Pong, a milestone in the history of the video game, conquered the world in 1972.
YouTube

The original ‘Magnavox Odyssey’ console, based on Baer’s patent, was launched in 1972. A year earlier, however, Nolan Bushnell had brought out ‘Computer Space’, a reference to his beloved ‘Spacewar!’, which provided competition for the pinball machines in amusement arcades. But the game was too complex for the arcade clientele, and so Bushnell, who went on to found video games manufacturer Atari, added the much easier ‘Pong’, a kind of table tennis in black and white. Pong proved to be a huge bestseller, and Bushnell sold the game throughout the USA. It was also the first sports video game – a category that now occupies a lot of space within the gaming world.

In 1972 the first console, the Magnavox Odyssey, was launched.
Wikimedia

The industry really took off a few years later, with the advent of ‘Space Invaders’ (1978) and ‘Pac-Man’ (1981) and the first appearance of a moustachioed carpenter in jump ’n’ run game ‘Donkey Kong’ (1980). The then nameless ‘Jumpman’ later evolved into the legendary Super Mario, who also went on to change jobs, with his ‘promotion’ to plumber who has to spend his whole life rescuing Princess Peach. This period of the late 1970s and early 1980s is dubbed the golden age of video games. Amusement arcades filled with customised giant boxes, which were built to house the monitors and operating controls, shot up around the globe like mushrooms out of the urban soil.
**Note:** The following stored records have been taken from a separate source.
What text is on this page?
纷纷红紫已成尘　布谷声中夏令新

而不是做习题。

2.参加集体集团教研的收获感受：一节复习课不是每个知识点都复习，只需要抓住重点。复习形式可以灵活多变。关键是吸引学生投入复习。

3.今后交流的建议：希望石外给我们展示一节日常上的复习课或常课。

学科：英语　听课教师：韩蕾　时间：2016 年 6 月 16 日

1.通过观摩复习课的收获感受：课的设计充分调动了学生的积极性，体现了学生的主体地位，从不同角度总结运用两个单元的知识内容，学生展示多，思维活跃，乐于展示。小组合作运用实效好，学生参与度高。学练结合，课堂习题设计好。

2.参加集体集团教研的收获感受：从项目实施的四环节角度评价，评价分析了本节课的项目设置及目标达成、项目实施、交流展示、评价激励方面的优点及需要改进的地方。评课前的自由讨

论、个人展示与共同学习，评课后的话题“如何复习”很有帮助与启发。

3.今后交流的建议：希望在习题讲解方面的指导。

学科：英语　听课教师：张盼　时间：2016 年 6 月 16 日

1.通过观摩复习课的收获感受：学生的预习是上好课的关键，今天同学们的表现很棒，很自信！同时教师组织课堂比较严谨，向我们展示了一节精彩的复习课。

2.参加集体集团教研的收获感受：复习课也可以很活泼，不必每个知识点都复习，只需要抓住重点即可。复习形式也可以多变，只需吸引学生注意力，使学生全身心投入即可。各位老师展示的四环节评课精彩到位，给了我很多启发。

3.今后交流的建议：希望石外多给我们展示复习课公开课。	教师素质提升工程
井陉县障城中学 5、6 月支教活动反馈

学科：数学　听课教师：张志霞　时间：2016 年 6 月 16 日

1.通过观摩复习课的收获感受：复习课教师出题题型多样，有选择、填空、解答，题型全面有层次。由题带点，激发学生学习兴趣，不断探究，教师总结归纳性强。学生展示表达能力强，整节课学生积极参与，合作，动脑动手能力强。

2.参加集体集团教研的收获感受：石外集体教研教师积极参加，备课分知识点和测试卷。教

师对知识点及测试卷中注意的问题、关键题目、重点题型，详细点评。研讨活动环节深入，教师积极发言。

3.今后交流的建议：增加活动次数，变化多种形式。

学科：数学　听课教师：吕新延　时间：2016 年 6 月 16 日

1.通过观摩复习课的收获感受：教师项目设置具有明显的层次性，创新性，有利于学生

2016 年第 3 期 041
With the improvements in graphics – in terms of computer technology, the little coloured pixel man is lightyears on from the white dot – the games then started to appeal to a wider audience. Killjoys will say that with the loss of the abstraction component, a large part of the imagination that was required, when playing Baer’s ‘Fox & Hounds’, to visualise a fox hunt on your TV screen at home is lost. But that was a small price to pay for the basis of the world’s fastest-growing medium.

Super Mario made his first big appearance in ‘Donkey Kong’.